RIP: Gladys is Dead, Long Live Gladys Kozoll

By: Bill Whaley
16 November, 2017

An advocate and activist for “Human Rights,” Taos Pueblo’s courageous Gladys Kozoll, a robust figure in body and mind, stood solidly on both sides of the cattle guard in an earlier decade. She confronted members of Tribal Government, the County Commission, Taos Municipal Schools, the Town and the Coop with their peccadilloes. Relatives found the body of Gladys Kozoll this week, a couple of days after she died at Taos Pueblo. Social Justice, whether white, brown, male or female, traditional or modern, individual or social, was synonymous with the name Gladys Kozoll.

Once, during the RISE years, when Residents in Support of Education from Taos Pueblo were fighting the Kachina Casino project, an Oklahoma Native American from the BIA called up Gladys to complain about this ponsigh (white man) reporter from Horse Fly. “Come up to my village,” said Gladys, “Come up to my village” and see what its like. I can see her smile and hear her laughter as she regaled me with Pueblo tales of chicanery and male supremacy at her kitchen table. Just as she held the BIA accountable, or Taos Pueblo Government, so she held me and her fellow members of RISE accountable. She challenged the BIA: “Come up to my village.”

She told me that in Indian Country BIA stood for “Bashing Indians Around” and FBI, “famous but incompetent.”
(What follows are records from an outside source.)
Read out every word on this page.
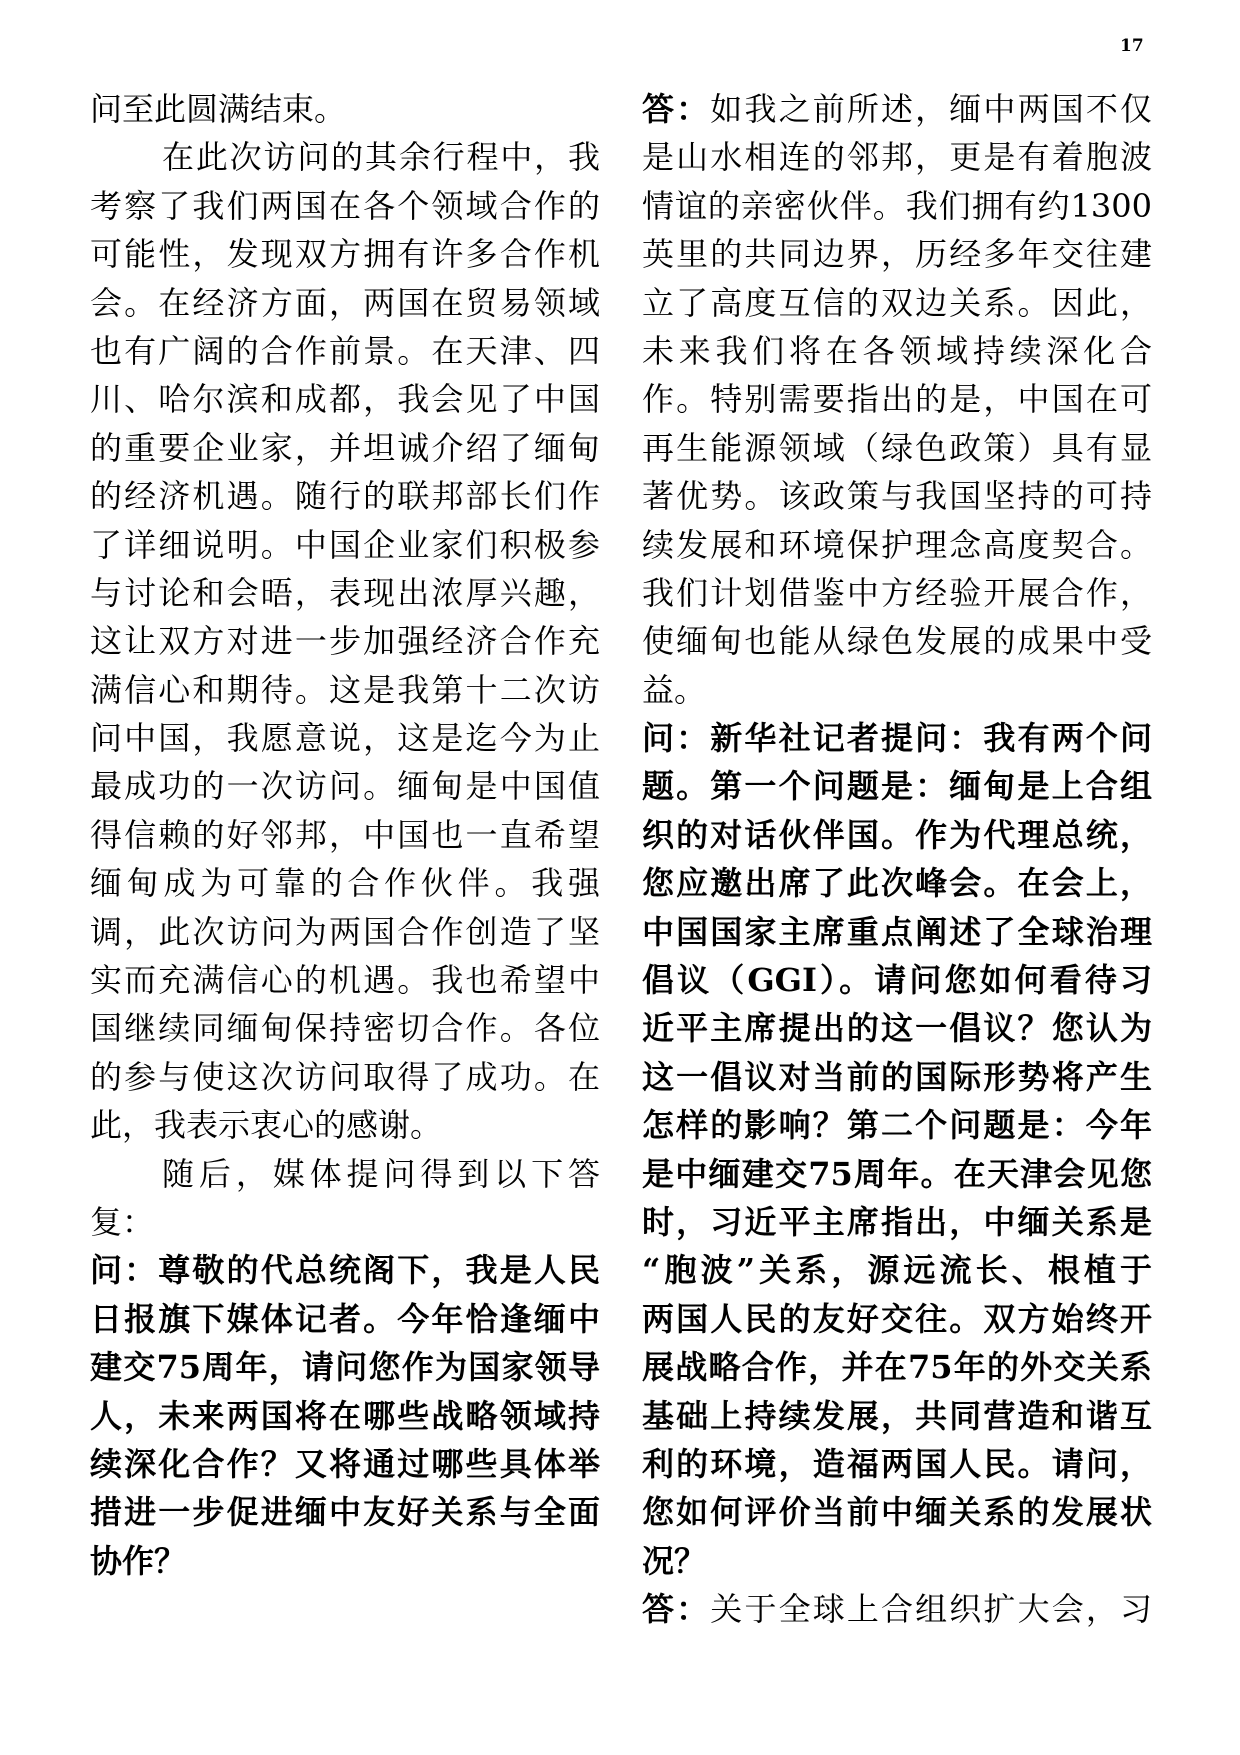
17
问至此圆满结束。
在此次访问的其余行程中，我
考察了我们两国在各个领域合作的
可能性，发现双方拥有许多合作机
会。在经济方面，两国在贸易领域
也有广阔的合作前景。在天津、四
川、哈尔滨和成都，我会见了中国
的重要企业家，并坦诚介绍了缅甸
的经济机遇。随行的联邦部长们作
了详细说明。中国企业家们积极参
与讨论和会晤，表现出浓厚兴趣，
这让双方对进一步加强经济合作充
满信心和期待。这是我第十二次访
问中国，我愿意说，这是迄今为止
最成功的一次访问。缅甸是中国值
得信赖的好邻邦，中国也一直希望
缅甸成为可靠的合作伙伴。我强
调，此次访问为两国合作创造了坚
实而充满信心的机遇。我也希望中
国继续同缅甸保持密切合作。各位
的参与使这次访问取得了成功。在
此，我表示衷心的感谢。
随后，媒体提问得到以下答
复：
问：尊敬的代总统阁下，我是人民
日报旗下媒体记者。今年恰逢缅中
建交75周年，请问您作为国家领导
人，未来两国将在哪些战略领域持
续深化合作？又将通过哪些具体举
措进一步促进缅中友好关系与全面
协作？
答：如我之前所述，缅中两国不仅
是山水相连的邻邦，更是有着胞波
情谊的亲密伙伴。我们拥有约1300
英里的共同边界，历经多年交往建
立了高度互信的双边关系。因此，
未来我们将在各领域持续深化合
作。特别需要指出的是，中国在可
再生能源领域（绿色政策）具有显
著优势。该政策与我国坚持的可持
续发展和环境保护理念高度契合。
我们计划借鉴中方经验开展合作，
使缅甸也能从绿色发展的成果中受
益。
问：新华社记者提问：我有两个问
题。第一个问题是：缅甸是上合组
织的对话伙伴国。作为代理总统，
您应邀出席了此次峰会。在会上，
中国国家主席重点阐述了全球治理
倡议（GGI）。请问您如何看待习
近平主席提出的这一倡议？您认为
这一倡议对当前的国际形势将产生
怎样的影响？第二个问题是：今年
是中缅建交75周年。在天津会见您
时，习近平主席指出，中缅关系是
“胞波”关系，源远流长、根植于
两国人民的友好交往。双方始终开
展战略合作，并在75年的外交关系
基础上持续发展，共同营造和谐互
利的环境，造福两国人民。请问，
您如何评价当前中缅关系的发展状
况？
答：关于全球上合组织扩大会，习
As Gladys pointed out to me, in the case of “Santa Clara v. Martinez,” the U.S. Supreme Court (SCOTUS) in 1978 reversed a lower court decision, which had over-ruled a Tribal ordinance that denied membership rights to the children of a full-blooded Santa Clara woman, Julia Martinez, including the right to vote in Tribal elections, the right to remain on Rez, and the right to inherit property and the right to raise her children on the reservation because she was married to a Navajo man. But the same ordinance accorded full rights to the children of Santa Clara men, who married outside the Tribe.

The court left in tact issues of “social…self-definition” that “were basic to the tribe’s survival as a cultural and economic entity” and said “such a determination should be made by the people of Santa Clara not only because they can best decide what values are important, but also because they must live with the decision everyday.” Suits against tribes “under the Indian Civil Rights Act (ICRA) ‘are barred by its sovereign immunity.” Congress intended to promote the federal “policy of furthering Indian self-government,” according to the court.

In other words, Santa Clara Pueblo and Taos Pueblo benefitted from SCOTUS’s decision as a special case, contrary to the human rights accorded to say American women off the reservation.  So patriarchal government i.e. Tribal Council and Tribal Government at Taos, who are 100% male, has been affirmed and institutionalized by the supreme law of the land. Other tribes have changed and promoted women as officers and governors.

Defenders of the decision, including Native American women attorneys have argued that the Tribe knows best. Gladys disagreed. And Gladys died alone.